Just looking for some second opinions.

Thanks.


----------



## LJ (Sep 12, 2007)

I've heard that one firemouth can live in a 29 gal, but if you are planning on a larger tank anyway, larger will of course be better.

As far as tank activity, I'd add a school of some sort of tetra. I tend to like them better than barbs. Danios are another option, and they are very active. My firemouth used to spend a lot of time hiding, but since I've added some floating cover he seems to venture out more. I use floating hornwort.


----------



## Big Vine (Feb 26, 2007)

As the tank's only cichlid, the firemouth should be okay long-term.
But as LJ said, a bigger tank is always better...then you could think about other cichlid tankmates. Possibly even pairing him up and trying breeding at that point, if you're interested? (personally I wouldn't try it in anything less than a 3 ft. tank)



ian16 said:


> 29G that currently has 1 small Firemouth [< 2"]
> 
> ...only feed about twice a week.


I would definitely step up feedings for a fish that young.
Personally, I'd do twice daily feedings until he hit closer to 3 inches or even slightly more, and then I'd offer once a day until he's hit closer to 5 inches. After that, you could scale it back if you wish.

BV


----------



## ian16 (Jan 26, 2008)

As far as adding a few more fish into the tank - I am hesitant to add tetras since the barbs can get nippy. Would i be better off just getting more tiger barbs? Or other barbs?

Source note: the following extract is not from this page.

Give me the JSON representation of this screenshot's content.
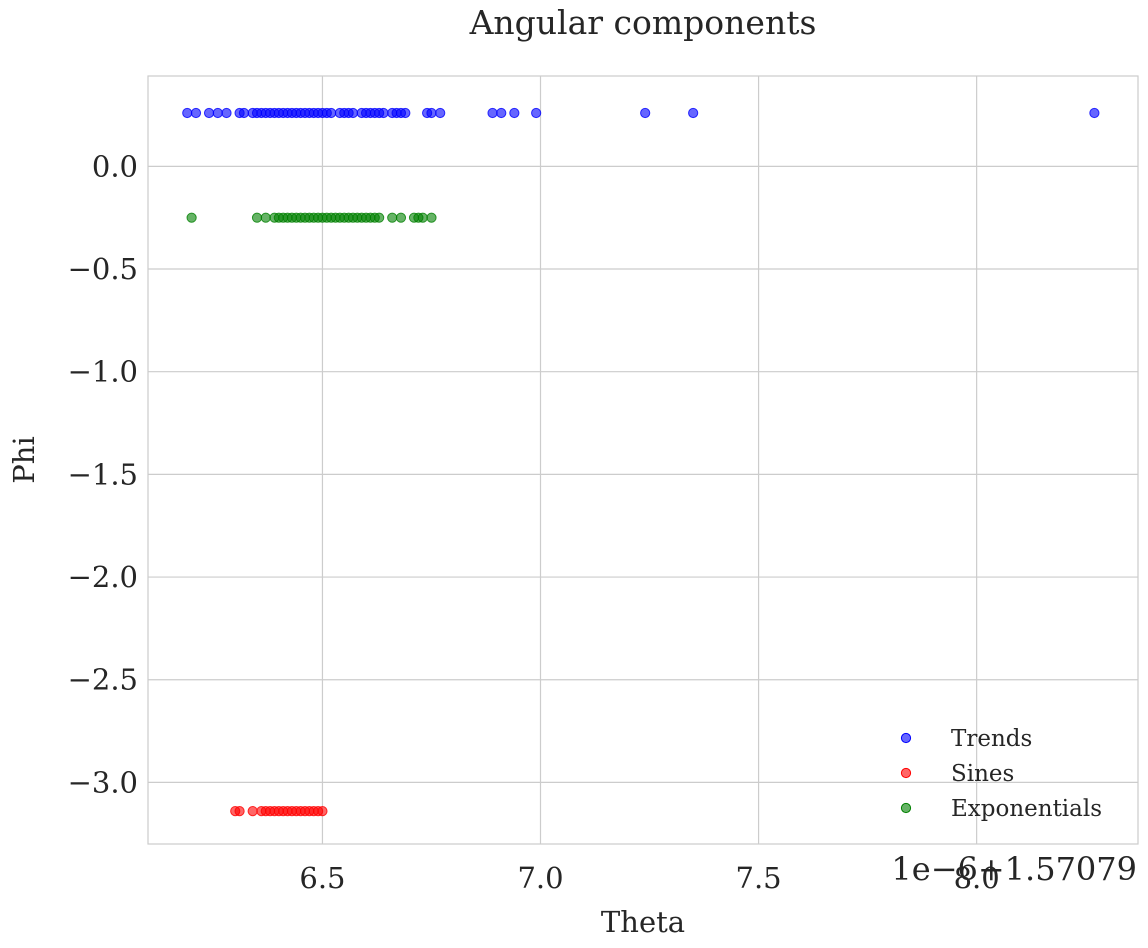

What do you guys recommend ?

PS: Danios don't interest me


----------



## ian16 (Jan 26, 2008)

PS: Thanks for the tip about the feeding. I will step it up until he gets bigger. :thumb: I feed a mix of flake, bloodworms and sinking shrimp pellets. Anything else I should introduce ??


----------



## BKConvict (Mar 30, 2008)

What's the advantage to feeding only twice a week? Seems kind of cruel to me  , I'm sure it would reduce tank cleanings but any benefits to the fish?


----------



## ian16 (Jan 26, 2008)

Yes - less tank cleaning and just the fact that they don't need to eat every single day like the food manufacturers want you to believe. Been doing it for years based on several experts advice. They aren't starving, don't worry.


----------